Folha de Londrina

AVENIDA PARANÁ

- por Paulo Briguet

Amigo, você perdeu sua mãe três dias antes do Natal. Meus pais também se foram nessa época do ano.

Carta a meu querido amigo, o jornalista Lúcio Flávio Moura, na despedida de sua mãe, D. Almerinda

Lúcio, meu amigo,

Eu não conheci sua mãe. Acho que falei com ela uma vez, por telefone, quando liguei para sua casa convidando-o para uma Quinta Sem-Lei, nosso encontro boêmio no Bar Brasil. Se bem me lembro, a voz de sua mãe era exatamente a que eu esperava: simpática, melodiosa, com aquele delicioso sotaque da Chapada Diamantina. Voz de mãe, voz de gente que ama. Se eu não me engano, ela pediu que a gente maneirasse na cerveja...

Puxando pela memória, creio que vocês moravam na Vila Nova, um dos bairros mais antigos de Londrina, numa daquelas ruas com nomes de rios brasileiro­s. De qualquer modo, sempre que eu passo pela Vila Nova, lembro-me de você, Lúcio, e penso na sua família. Querida Vila Nova, casa de Nossa Senhora Aparecida, lar dos trabalhado­res pioneiros.
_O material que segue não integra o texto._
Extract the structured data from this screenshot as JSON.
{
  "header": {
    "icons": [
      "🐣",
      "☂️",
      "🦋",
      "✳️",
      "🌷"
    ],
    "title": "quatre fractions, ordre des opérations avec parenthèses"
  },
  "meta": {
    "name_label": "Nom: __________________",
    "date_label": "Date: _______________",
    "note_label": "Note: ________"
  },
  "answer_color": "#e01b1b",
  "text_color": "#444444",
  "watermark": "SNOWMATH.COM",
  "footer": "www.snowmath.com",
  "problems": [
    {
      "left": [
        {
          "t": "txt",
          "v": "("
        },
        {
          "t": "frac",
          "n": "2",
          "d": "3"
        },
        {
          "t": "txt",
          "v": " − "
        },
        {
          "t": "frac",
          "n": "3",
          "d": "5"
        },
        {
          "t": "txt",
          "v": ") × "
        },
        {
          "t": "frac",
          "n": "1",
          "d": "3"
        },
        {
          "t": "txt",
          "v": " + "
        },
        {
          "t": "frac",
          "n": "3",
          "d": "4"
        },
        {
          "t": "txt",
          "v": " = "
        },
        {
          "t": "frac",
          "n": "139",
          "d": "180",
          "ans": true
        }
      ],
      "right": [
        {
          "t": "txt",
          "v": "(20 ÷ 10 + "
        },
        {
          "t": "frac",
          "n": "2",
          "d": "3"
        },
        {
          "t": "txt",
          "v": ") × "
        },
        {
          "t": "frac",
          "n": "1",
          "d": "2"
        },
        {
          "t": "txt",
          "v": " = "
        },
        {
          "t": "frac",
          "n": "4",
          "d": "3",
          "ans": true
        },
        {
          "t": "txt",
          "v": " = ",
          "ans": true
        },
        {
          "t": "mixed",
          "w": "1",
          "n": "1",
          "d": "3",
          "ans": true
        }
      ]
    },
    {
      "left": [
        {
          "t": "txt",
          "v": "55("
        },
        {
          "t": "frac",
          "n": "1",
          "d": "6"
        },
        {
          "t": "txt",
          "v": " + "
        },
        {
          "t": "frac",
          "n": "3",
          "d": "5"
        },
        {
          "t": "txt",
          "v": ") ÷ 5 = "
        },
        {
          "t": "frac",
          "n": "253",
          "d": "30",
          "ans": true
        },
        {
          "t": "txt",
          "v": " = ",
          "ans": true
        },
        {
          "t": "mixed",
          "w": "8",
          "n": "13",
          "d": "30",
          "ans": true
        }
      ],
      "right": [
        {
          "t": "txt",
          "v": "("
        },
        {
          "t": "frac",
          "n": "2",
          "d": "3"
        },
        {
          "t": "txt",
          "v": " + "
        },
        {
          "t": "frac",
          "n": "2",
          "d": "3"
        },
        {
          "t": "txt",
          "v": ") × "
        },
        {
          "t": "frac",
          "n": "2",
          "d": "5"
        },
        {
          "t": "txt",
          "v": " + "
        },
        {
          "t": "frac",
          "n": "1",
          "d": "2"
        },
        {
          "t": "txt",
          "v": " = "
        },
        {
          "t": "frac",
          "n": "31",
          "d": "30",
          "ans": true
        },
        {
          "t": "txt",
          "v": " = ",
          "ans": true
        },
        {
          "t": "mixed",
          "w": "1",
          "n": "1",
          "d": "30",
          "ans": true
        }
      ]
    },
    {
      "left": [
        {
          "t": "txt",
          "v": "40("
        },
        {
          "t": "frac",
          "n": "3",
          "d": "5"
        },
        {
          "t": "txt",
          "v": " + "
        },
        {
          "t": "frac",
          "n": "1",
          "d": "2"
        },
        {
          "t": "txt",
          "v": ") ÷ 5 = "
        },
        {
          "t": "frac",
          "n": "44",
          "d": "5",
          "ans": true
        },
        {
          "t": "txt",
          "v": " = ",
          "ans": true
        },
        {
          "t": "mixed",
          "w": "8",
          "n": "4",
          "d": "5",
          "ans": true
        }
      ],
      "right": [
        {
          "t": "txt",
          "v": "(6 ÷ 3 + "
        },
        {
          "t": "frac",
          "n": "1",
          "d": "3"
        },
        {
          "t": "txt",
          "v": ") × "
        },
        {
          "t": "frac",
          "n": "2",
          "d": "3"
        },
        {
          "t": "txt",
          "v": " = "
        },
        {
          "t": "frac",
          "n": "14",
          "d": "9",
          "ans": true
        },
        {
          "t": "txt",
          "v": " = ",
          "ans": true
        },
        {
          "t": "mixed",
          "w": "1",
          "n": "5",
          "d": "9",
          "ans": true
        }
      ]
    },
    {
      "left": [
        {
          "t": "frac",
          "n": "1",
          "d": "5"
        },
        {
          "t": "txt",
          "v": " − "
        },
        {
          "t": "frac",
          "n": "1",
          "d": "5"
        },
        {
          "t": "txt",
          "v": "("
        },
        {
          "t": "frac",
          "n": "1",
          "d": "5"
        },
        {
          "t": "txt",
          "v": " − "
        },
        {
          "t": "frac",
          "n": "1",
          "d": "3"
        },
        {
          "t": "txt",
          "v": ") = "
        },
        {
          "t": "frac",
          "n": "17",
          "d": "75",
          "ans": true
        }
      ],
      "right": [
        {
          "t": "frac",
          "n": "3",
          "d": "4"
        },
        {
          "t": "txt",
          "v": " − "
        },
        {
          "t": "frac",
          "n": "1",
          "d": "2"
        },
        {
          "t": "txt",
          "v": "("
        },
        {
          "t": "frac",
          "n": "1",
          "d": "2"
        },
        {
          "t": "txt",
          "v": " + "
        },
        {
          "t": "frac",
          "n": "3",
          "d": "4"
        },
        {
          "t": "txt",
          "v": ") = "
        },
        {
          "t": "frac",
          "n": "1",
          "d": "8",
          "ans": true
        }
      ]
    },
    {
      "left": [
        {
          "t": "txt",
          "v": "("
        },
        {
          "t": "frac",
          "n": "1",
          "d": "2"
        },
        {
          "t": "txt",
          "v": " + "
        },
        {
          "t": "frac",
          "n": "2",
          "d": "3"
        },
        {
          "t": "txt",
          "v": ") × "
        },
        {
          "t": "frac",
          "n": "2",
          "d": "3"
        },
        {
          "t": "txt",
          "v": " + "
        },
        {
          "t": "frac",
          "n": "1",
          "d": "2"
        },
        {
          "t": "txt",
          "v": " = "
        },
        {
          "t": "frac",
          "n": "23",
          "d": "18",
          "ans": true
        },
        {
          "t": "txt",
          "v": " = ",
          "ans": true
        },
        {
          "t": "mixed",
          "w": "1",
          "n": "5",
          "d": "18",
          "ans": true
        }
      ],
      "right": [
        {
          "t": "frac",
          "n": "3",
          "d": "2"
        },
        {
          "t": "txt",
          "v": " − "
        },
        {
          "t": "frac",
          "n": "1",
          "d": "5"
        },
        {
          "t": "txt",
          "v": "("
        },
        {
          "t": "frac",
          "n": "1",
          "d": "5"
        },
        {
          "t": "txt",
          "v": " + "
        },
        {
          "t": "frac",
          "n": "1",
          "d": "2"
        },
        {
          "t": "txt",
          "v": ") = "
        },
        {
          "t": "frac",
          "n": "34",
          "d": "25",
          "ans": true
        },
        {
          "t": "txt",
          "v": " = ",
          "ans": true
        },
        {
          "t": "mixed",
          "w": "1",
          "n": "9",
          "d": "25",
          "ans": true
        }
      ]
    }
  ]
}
Dos nove filhos de D. Almerinda, conheci dois: o Edilson e você. Tive a honra de trabalhar com ambos, competente­s e talentosos jornalista­s, e sou muito grato por tudo que me ensinaram. Edilson, também professor, é um grande conhecedor do Paraná, um paranista de quatro costados. E você, meu amigo, como bem lembrou nosso querido Cláudio Tedeschi dias atrás, é um fenômeno: o melhor texto jornalísti­co do Paraná.

Por isso, Lúcio, eu me arrisco a imaginar quem era D. Almerinda, que nos deixou neste sábado, aos 86 anos, deixando nove filhos e certamente uma coleção de boas recordaçõe­s e bons exemplos. Encontro a mãe nas qualidades do filho.

Quando leio as coisas que você escreve, Lúcio, penso que existe algo de D. Almerinda nessa capacidade de modular a voz do coração e da inteligênc­ia, com a limpidez de uma cachoeira da Chapada Diamantina.

A cidade em que sua mãe nasceu, Dom Basílio, foi fundada no começo do século 18 por paulistas que procuravam ouro. Hoje a pequena cidade baiana, de apenas 14 mil habitantes, é conhecida pela produção de frutas, especialme­nte manga e maracujá. Mas eu sei que um dos frutos mais belos que Dom Basílio produziu foi exatamente D. Almerinda: o ouro de Dom Basílio.

Almerinda vem do árabe al-Miraya, que significa “torre de vigia”. É exatamente isso o que as mães são: mirantes que passam a vida a cuidar dos filhos, atentas para que eles não se percam nas armadilhas do mundo. Com o tempo, no entanto, somos nós que passamos a vigiá-las, a cuidar delas, a devolver um pouco do bem consolador que delas emana, como uma fonte de água purificant­e eterna.

Amigo, você perdeu sua mãe três dias antes do Natal. Meus pais também me deixaram nessa época do ano. Console-se na certeza de que D. Almerinda está agora na grande festa do Céu, onde é sempre Natal. Lá, na Jerusalém Celeste, a fruta preciosa da pequena Dom Basílio estará cuidando de você e de seus irmãos com um zelo e um carinho ainda maiores. Nossas mães olham por nós, Lúcio. Nosso trabalho é fazê-las sorrir.